Inline voice chat component that embeds inside page content
Push to talk microphone with clear recording states and timers
Real time speech to text with live captions
Natural voice responses via text to speech with selectable voices
Full transcript view with copy and download options
Context handoff to human agents inside Conversations
Custom branding, prompt settings, and welcome messages
Multi language detection and locale aware responses where supported
Respectful browser permission handling and autoplay safe playback
Analytics for starts, completions, drop offs, and escalations
Place the inline widget near key tasks like pricing, booking, or checkout to reduce friction
Keep a concise welcome prompt that hints at what the assistant can do
Enable text to speech only where it adds clarity, and default to text on quiet pages
Offer a visible switch to type instead of talk for accessibility and noisy environments
Review transcripts weekly to refine intents and improve answer quality
Route high intent phrases to a live agent queue with tags for priority follow up
Step 1
Open Sites or Pages and select the page where you want the inline assistant.

Step 2
Add the Voice AI chat widget block and choose Inline placement: Configure branding, welcome prompt, default language, and escalation rules.

How is the inline voice widget different from a floating chat?
It sits inside your page layout near key content, avoiding overlays while sharing full transcripts with Conversations for seamless follow ups.
What audio permissions are required?
The browser requests microphone access on first use, and playback respects autoplay policies and the device’s volume or silent mode.

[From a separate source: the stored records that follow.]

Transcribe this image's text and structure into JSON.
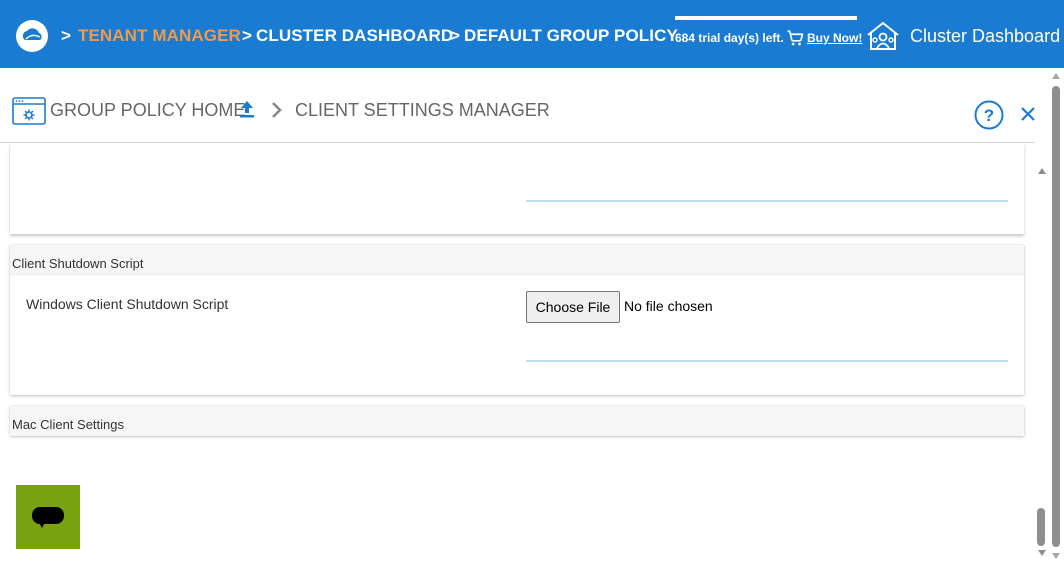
{
  "header": {
    "breadcrumb": [
      {
        "sep": ">",
        "label": "TENANT MANAGER"
      },
      {
        "sep": ">",
        "label": "CLUSTER DASHBOARD"
      },
      {
        "sep": ">",
        "label": "DEFAULT GROUP POLICY"
      }
    ],
    "trial_text": "684 trial day(s) left.",
    "buy_now": "Buy Now!",
    "page_title": "Cluster Dashboard"
  },
  "subheader": {
    "home_label": "GROUP POLICY HOME",
    "current_label": "CLIENT SETTINGS MANAGER",
    "help": "?"
  },
  "sections": {
    "shutdown": {
      "title": "Client Shutdown Script",
      "field_label": "Windows Client Shutdown Script",
      "button_label": "Choose File",
      "file_status": "No file chosen"
    },
    "mac": {
      "title": "Mac Client Settings"
    }
  },
  "colors": {
    "topbar": "#1a7bd2",
    "accent_orange": "#f29a4a",
    "chat_button": "#7aa20e"
  },
  "icons": [
    "cloud-logo-icon",
    "cart-icon",
    "cluster-home-icon",
    "group-policy-icon",
    "upload-icon",
    "chevron-right-icon",
    "help-icon",
    "close-icon",
    "chat-icon"
  ]
}
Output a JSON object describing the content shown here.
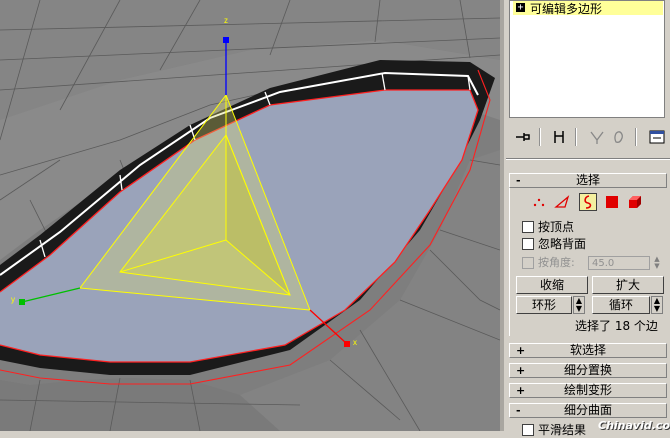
{
  "modifier_stack": {
    "items": [
      {
        "expander": "+",
        "label": "可编辑多边形"
      }
    ]
  },
  "stack_toolbar": {
    "icons": [
      "pin-stack-icon",
      "show-end-result-icon",
      "make-unique-icon",
      "remove-modifier-icon",
      "configure-modifier-sets-icon"
    ]
  },
  "viewport": {
    "axes": {
      "x": "x",
      "y": "y",
      "z": "z"
    },
    "colors": {
      "polygon_fill": "#9aa3ba",
      "selected_edge": "#ff2020",
      "gizmo": "#ffff00",
      "z_axis": "#0000ff",
      "y_axis": "#00c000",
      "x_axis": "#ff0000",
      "background": "#808080"
    }
  },
  "selection_rollout": {
    "expander": "-",
    "title": "选择",
    "subobject_icons": [
      "vertex-icon",
      "edge-icon",
      "border-icon",
      "polygon-icon",
      "element-icon"
    ],
    "active_subobject": "border-icon",
    "by_vertex_label": "按顶点",
    "ignore_backfacing_label": "忽略背面",
    "by_angle_label": "按角度:",
    "by_angle_value": "45.0",
    "shrink_label": "收缩",
    "grow_label": "扩大",
    "ring_label": "环形",
    "loop_label": "循环",
    "status_text": "选择了 18 个边"
  },
  "rollouts": [
    {
      "expander": "+",
      "title": "软选择"
    },
    {
      "expander": "+",
      "title": "细分置换"
    },
    {
      "expander": "+",
      "title": "绘制变形"
    },
    {
      "expander": "-",
      "title": "细分曲面"
    }
  ],
  "partial_checkbox_label": "平滑结果",
  "watermark": "Chinavid.com"
}
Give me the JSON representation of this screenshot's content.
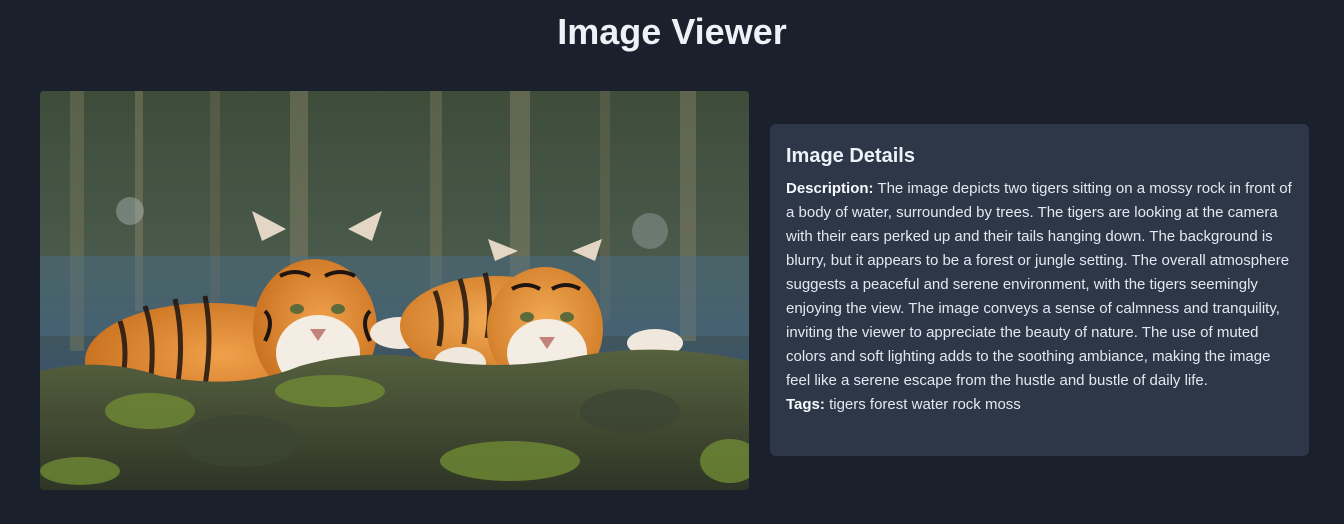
{
  "page": {
    "title": "Image Viewer"
  },
  "image": {
    "icon": "tigers-photo"
  },
  "details": {
    "heading": "Image Details",
    "description_label": "Description:",
    "description": "The image depicts two tigers sitting on a mossy rock in front of a body of water, surrounded by trees. The tigers are looking at the camera with their ears perked up and their tails hanging down. The background is blurry, but it appears to be a forest or jungle setting. The overall atmosphere suggests a peaceful and serene environment, with the tigers seemingly enjoying the view. The image conveys a sense of calmness and tranquility, inviting the viewer to appreciate the beauty of nature. The use of muted colors and soft lighting adds to the soothing ambiance, making the image feel like a serene escape from the hustle and bustle of daily life.",
    "tags_label": "Tags:",
    "tags": "tigers forest water rock moss"
  },
  "colors": {
    "background": "#1a202c",
    "panel": "#2d3748",
    "text": "#edf2f7"
  }
}
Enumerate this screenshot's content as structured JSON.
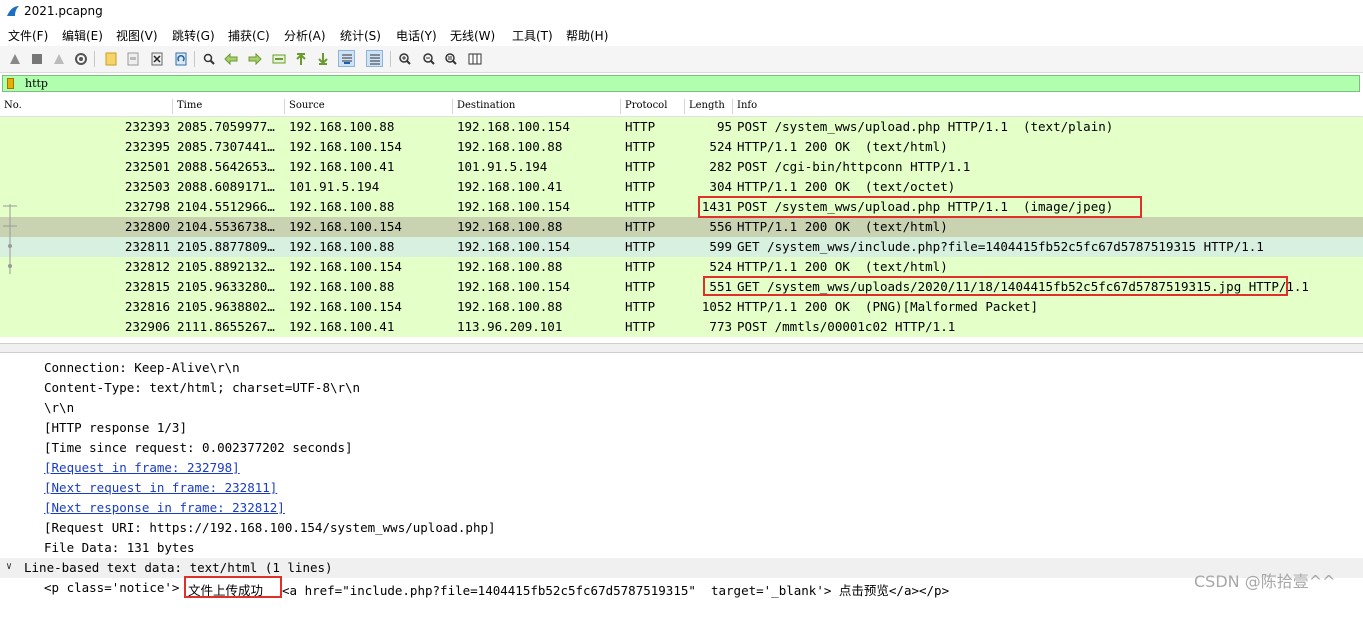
{
  "window": {
    "title": "2021.pcapng"
  },
  "menu": [
    "文件(F)",
    "编辑(E)",
    "视图(V)",
    "跳转(G)",
    "捕获(C)",
    "分析(A)",
    "统计(S)",
    "电话(Y)",
    "无线(W)",
    "工具(T)",
    "帮助(H)"
  ],
  "filter": {
    "value": "http"
  },
  "columns": [
    "No.",
    "Time",
    "Source",
    "Destination",
    "Protocol",
    "Length",
    "Info"
  ],
  "packets": [
    {
      "no": "232393",
      "time": "2085.7059977…",
      "src": "192.168.100.88",
      "dst": "192.168.100.154",
      "proto": "HTTP",
      "len": "95",
      "info": "POST /system_wws/upload.php HTTP/1.1  (text/plain)"
    },
    {
      "no": "232395",
      "time": "2085.7307441…",
      "src": "192.168.100.154",
      "dst": "192.168.100.88",
      "proto": "HTTP",
      "len": "524",
      "info": "HTTP/1.1 200 OK  (text/html)"
    },
    {
      "no": "232501",
      "time": "2088.5642653…",
      "src": "192.168.100.41",
      "dst": "101.91.5.194",
      "proto": "HTTP",
      "len": "282",
      "info": "POST /cgi-bin/httpconn HTTP/1.1"
    },
    {
      "no": "232503",
      "time": "2088.6089171…",
      "src": "101.91.5.194",
      "dst": "192.168.100.41",
      "proto": "HTTP",
      "len": "304",
      "info": "HTTP/1.1 200 OK  (text/octet)"
    },
    {
      "no": "232798",
      "time": "2104.5512966…",
      "src": "192.168.100.88",
      "dst": "192.168.100.154",
      "proto": "HTTP",
      "len": "1431",
      "info": "POST /system_wws/upload.php HTTP/1.1  (image/jpeg)"
    },
    {
      "no": "232800",
      "time": "2104.5536738…",
      "src": "192.168.100.154",
      "dst": "192.168.100.88",
      "proto": "HTTP",
      "len": "556",
      "info": "HTTP/1.1 200 OK  (text/html)"
    },
    {
      "no": "232811",
      "time": "2105.8877809…",
      "src": "192.168.100.88",
      "dst": "192.168.100.154",
      "proto": "HTTP",
      "len": "599",
      "info": "GET /system_wws/include.php?file=1404415fb52c5fc67d5787519315 HTTP/1.1"
    },
    {
      "no": "232812",
      "time": "2105.8892132…",
      "src": "192.168.100.154",
      "dst": "192.168.100.88",
      "proto": "HTTP",
      "len": "524",
      "info": "HTTP/1.1 200 OK  (text/html)"
    },
    {
      "no": "232815",
      "time": "2105.9633280…",
      "src": "192.168.100.88",
      "dst": "192.168.100.154",
      "proto": "HTTP",
      "len": "551",
      "info": "GET /system_wws/uploads/2020/11/18/1404415fb52c5fc67d5787519315.jpg HTTP/1.1"
    },
    {
      "no": "232816",
      "time": "2105.9638802…",
      "src": "192.168.100.154",
      "dst": "192.168.100.88",
      "proto": "HTTP",
      "len": "1052",
      "info": "HTTP/1.1 200 OK  (PNG)[Malformed Packet]"
    },
    {
      "no": "232906",
      "time": "2111.8655267…",
      "src": "192.168.100.41",
      "dst": "113.96.209.101",
      "proto": "HTTP",
      "len": "773",
      "info": "POST /mmtls/00001c02 HTTP/1.1"
    }
  ],
  "details": {
    "lines": [
      "Connection: Keep-Alive\\r\\n",
      "Content-Type: text/html; charset=UTF-8\\r\\n",
      "\\r\\n",
      "[HTTP response 1/3]",
      "[Time since request: 0.002377202 seconds]",
      "[Request in frame: 232798]",
      "[Next request in frame: 232811]",
      "[Next response in frame: 232812]",
      "[Request URI: https://192.168.100.154/system_wws/upload.php]",
      "File Data: 131 bytes"
    ],
    "section": "Line-based text data: text/html (1 lines)",
    "body_prefix": "<p class='notice'>",
    "body_highlight": "文件上传成功",
    "body_suffix": "<a href=\"include.php?file=1404415fb52c5fc67d5787519315\"  target='_blank'> 点击预览</a></p>"
  },
  "watermark": "CSDN @陈拾壹^^"
}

Does it support multiple languages?
Yes, it can detect supported languages and respond accordingly, with transcripts saved using the detected locale.
Can visitors switch between voice and typing?
Yes, they can use push to talk with live captions or type inline, and both modes are captured in one transcript thread.
How are handoffs to human agents handled?
Escalation rules route into Conversations with transcript context, tags, and assignments to guide priority handling.